Ants
| Time Limit: 1000MS | Memory Limit: 30000K | |
| Total Submissions: 14610 | Accepted: 6363 |
Description
An army of ants walk on a horizontal pole of length l cm, each with a constant speed of 1 cm/s. When a walking ant reaches an end of the pole, it immediatelly falls off it. When two ants meet they turn back and start walking in opposite directions. We know the original positions of ants on the pole, unfortunately, we do not know the directions in which the ants are walking. Your task is to compute the earliest and the latest possible times needed for all ants to fall off the pole.
Input
The first line of input contains one integer giving the number of cases that follow. The data for each case start with two integer numbers: the length of the pole (in cm) and n, the number of ants residing on the pole. These two numbers are followed by n integers giving the position of each ant on the pole as the distance measured from the left end of the pole, in no particular order. All input integers are not bigger than 1000000 and they are separated by whitespace.
Output
For each case of input, output two numbers separated by a single space. The first number is the earliest possible time when all ants fall off the pole (if the directions of their walks are chosen appropriately) and the second number is the latest possible such time.
Sample Input
2 10 3 2 6 7 214 7 11 12 7 13 176 23 191
Sample Output
4 8 38 207
Source
解析:题意为n只蚂蚁以1cm/s的速度在长为Lcm的水平杆上爬行。当蚂蚁爬到杆的端点时会立即掉落。当两只蚂蚁相遇时,他们各自反向爬回去。对于每只蚂蚁,只知道它到杆左端的距离为xi,但不知道它的朝向。求所有蚂蚁从杆上落下的最短时间和最长时间。
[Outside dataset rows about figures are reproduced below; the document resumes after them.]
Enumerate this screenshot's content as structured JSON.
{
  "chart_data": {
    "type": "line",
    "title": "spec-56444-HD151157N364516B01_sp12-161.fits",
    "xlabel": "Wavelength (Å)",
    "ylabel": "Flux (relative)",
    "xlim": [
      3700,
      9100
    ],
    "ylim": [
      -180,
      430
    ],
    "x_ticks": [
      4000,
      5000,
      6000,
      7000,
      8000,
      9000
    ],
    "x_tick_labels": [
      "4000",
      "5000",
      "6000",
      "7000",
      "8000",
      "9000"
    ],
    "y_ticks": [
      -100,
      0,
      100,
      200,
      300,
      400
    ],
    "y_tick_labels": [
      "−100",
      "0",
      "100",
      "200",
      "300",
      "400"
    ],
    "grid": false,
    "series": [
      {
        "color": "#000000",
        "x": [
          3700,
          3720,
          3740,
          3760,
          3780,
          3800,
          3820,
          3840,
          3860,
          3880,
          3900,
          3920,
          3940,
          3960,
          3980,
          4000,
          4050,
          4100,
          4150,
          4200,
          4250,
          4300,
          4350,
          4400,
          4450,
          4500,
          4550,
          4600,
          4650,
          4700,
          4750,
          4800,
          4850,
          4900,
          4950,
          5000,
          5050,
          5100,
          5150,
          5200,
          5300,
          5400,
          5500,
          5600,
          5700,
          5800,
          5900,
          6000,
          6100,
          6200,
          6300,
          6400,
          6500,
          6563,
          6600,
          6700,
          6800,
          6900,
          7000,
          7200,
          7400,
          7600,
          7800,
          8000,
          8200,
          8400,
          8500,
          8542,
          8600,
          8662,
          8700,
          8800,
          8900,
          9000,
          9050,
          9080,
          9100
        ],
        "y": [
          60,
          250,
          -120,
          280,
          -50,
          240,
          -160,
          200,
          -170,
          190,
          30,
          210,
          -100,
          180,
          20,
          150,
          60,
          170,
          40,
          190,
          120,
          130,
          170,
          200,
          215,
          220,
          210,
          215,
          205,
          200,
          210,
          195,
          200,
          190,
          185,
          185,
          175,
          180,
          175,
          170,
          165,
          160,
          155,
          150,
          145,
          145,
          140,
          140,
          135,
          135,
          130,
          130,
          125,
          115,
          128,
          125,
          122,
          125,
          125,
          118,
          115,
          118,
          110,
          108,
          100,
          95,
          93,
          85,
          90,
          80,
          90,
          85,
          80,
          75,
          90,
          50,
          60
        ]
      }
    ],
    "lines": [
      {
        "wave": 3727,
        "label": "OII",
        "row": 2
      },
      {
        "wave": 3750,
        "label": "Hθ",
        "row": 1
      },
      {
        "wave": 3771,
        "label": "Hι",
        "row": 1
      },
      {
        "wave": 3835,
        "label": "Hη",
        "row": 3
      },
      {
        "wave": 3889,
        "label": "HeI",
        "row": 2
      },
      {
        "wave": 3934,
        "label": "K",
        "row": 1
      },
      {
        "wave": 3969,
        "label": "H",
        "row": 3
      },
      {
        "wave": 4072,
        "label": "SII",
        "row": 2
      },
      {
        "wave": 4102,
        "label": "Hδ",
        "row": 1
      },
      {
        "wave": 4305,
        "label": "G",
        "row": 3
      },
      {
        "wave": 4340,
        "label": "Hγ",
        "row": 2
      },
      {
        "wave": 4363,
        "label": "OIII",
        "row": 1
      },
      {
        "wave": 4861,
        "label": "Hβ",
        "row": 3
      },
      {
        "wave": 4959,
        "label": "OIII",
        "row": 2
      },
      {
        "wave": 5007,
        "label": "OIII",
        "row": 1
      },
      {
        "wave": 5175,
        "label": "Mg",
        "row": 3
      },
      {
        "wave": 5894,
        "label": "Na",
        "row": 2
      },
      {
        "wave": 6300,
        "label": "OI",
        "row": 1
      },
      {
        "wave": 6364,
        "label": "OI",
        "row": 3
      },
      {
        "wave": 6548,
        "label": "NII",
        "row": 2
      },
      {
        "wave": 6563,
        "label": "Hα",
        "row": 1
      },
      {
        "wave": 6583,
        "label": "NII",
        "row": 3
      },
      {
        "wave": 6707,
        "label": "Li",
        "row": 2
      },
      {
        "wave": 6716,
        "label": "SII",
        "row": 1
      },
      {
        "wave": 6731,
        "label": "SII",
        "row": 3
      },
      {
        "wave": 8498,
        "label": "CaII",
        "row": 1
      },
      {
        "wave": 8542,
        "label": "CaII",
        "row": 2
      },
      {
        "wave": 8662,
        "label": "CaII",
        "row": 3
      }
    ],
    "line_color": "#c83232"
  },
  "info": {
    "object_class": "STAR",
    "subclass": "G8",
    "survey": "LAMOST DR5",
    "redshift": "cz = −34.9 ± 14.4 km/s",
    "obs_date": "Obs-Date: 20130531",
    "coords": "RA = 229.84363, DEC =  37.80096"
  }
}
1.最短时间很容易想到。所有蚂蚁都朝向距离自己较近的端点爬行,最后一只蚂蚁落下所花费的时间就是最短时间。事实上,这种情况下不会发生两只蚂蚁相遇的情况,而且也不可能比这有更短的时间走到杆的端点。
2.为了研究最长时间的情况,我们看看两只蚂蚁相遇会发生什么。根据题意,我们知道当两只蚂蚁相遇时,他们各自反向爬回去。假如无视蚂蚁之间的区别,从整体上看,我们可以认为两只蚂蚁各自保持原样前行。事实上,这样理解对于我们研究的问题不会有影响。因此,我们可以认为每只蚂蚁都是独立运动的,最长时间来源于到杆的某个端点的距离最远的那只蚂蚁。
#include <cstdio>
#include <algorithm>
using namespace std;
int main()
{
int t;
scanf("%d", &t);
while(t--){
int len, n;
scanf("%d%d", &len, &n);
int minT = 0, maxT = 0;
int pos;
while(n--){
scanf("%d", &pos);
minT = max(minT, min(pos, len-pos));
maxT = max(maxT, max(pos, len-pos));
}
printf("%d %d
", minT, maxT);
}
return 0;
}